Chef Jun Kurogi’s eponymous ryōriya (traditional Japanese restaurant) is one of the best and most in-demand in the city. It was only a matter of time before he opened up another place — and only a matter of course that it would be impressive.
In contrast with his atmospheric restaurant — a converted 80-year-old geisha teahouse in the backstreets of Yushima — Kuriya Kashi Kurogi is as contemporary as you can get. It sits in a wooded corner of the University of Tokyo’s campus, on the ground floor of an imposing building covered entirely with layered wooden slats — one of architect Kengo Kuma’s trademarks — with a view of wildflowers and fresh foliage.

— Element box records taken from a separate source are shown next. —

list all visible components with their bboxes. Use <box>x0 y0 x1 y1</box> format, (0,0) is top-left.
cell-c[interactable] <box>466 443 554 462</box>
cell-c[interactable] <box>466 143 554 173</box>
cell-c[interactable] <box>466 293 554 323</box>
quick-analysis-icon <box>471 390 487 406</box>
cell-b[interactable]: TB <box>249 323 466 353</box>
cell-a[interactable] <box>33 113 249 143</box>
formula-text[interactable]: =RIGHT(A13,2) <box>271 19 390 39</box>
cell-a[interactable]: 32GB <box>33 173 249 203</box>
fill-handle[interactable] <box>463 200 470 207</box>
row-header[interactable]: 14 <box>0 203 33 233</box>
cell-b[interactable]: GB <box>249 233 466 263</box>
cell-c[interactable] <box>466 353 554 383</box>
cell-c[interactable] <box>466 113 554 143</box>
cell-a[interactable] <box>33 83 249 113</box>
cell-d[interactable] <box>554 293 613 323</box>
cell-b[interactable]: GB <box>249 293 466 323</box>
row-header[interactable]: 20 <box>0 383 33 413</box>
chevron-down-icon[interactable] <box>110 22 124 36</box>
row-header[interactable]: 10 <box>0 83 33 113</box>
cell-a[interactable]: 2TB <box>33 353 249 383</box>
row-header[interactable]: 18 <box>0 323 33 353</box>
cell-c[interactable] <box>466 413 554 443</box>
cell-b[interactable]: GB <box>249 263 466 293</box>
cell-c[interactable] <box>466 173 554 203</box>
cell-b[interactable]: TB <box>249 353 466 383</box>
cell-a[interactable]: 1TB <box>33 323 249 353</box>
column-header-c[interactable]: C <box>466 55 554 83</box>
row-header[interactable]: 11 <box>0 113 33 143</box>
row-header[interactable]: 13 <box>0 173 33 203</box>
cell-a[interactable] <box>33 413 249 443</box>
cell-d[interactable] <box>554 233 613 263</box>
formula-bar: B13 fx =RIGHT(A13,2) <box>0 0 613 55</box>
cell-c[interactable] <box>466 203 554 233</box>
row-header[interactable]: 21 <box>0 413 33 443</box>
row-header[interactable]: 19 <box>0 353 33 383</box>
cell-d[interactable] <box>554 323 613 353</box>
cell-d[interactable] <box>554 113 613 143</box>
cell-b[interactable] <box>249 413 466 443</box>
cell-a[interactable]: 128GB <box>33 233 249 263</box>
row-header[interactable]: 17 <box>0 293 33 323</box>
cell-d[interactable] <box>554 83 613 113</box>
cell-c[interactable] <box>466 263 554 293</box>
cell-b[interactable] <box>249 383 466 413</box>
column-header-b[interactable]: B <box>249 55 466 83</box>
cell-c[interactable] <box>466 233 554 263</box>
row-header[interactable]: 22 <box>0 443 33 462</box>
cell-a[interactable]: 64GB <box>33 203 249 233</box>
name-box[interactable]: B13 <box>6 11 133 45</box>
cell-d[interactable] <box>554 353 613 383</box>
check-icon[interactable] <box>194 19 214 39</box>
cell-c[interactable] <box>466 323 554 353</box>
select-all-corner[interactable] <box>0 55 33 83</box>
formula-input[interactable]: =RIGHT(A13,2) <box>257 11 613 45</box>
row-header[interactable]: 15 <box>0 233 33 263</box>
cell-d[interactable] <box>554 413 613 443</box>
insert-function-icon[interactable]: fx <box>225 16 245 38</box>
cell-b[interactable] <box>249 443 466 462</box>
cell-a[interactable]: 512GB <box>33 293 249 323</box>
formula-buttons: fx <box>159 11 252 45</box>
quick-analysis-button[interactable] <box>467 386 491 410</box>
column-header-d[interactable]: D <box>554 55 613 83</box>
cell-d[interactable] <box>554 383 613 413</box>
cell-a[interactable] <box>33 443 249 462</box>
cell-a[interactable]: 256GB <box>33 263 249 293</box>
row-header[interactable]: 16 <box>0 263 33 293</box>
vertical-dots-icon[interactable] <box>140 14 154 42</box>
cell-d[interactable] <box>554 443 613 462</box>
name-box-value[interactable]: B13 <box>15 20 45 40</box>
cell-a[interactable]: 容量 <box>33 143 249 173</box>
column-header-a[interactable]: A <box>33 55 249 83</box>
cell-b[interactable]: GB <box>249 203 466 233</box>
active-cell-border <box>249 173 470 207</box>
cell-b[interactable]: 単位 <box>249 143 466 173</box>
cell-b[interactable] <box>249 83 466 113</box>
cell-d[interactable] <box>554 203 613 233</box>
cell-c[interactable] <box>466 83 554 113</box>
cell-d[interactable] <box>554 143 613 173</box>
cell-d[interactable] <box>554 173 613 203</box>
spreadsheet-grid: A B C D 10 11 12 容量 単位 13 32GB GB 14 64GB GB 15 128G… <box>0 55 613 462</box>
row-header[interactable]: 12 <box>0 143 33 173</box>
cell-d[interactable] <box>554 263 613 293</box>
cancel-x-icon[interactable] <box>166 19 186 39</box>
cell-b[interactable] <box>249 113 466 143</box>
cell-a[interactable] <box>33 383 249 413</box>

But Kuriya Kashi Kurogi is not just a new branch; it’s a whole new operation. The focus here is on artisan wagashi, the confections that have developed over the centuries as an adjunct to Japan’s traditional cuisine. Unlike most other sweets shops in the city, here the deserts are made to order — in just the same way that Kurogi does for customers at his restaurant, at the end of dinner.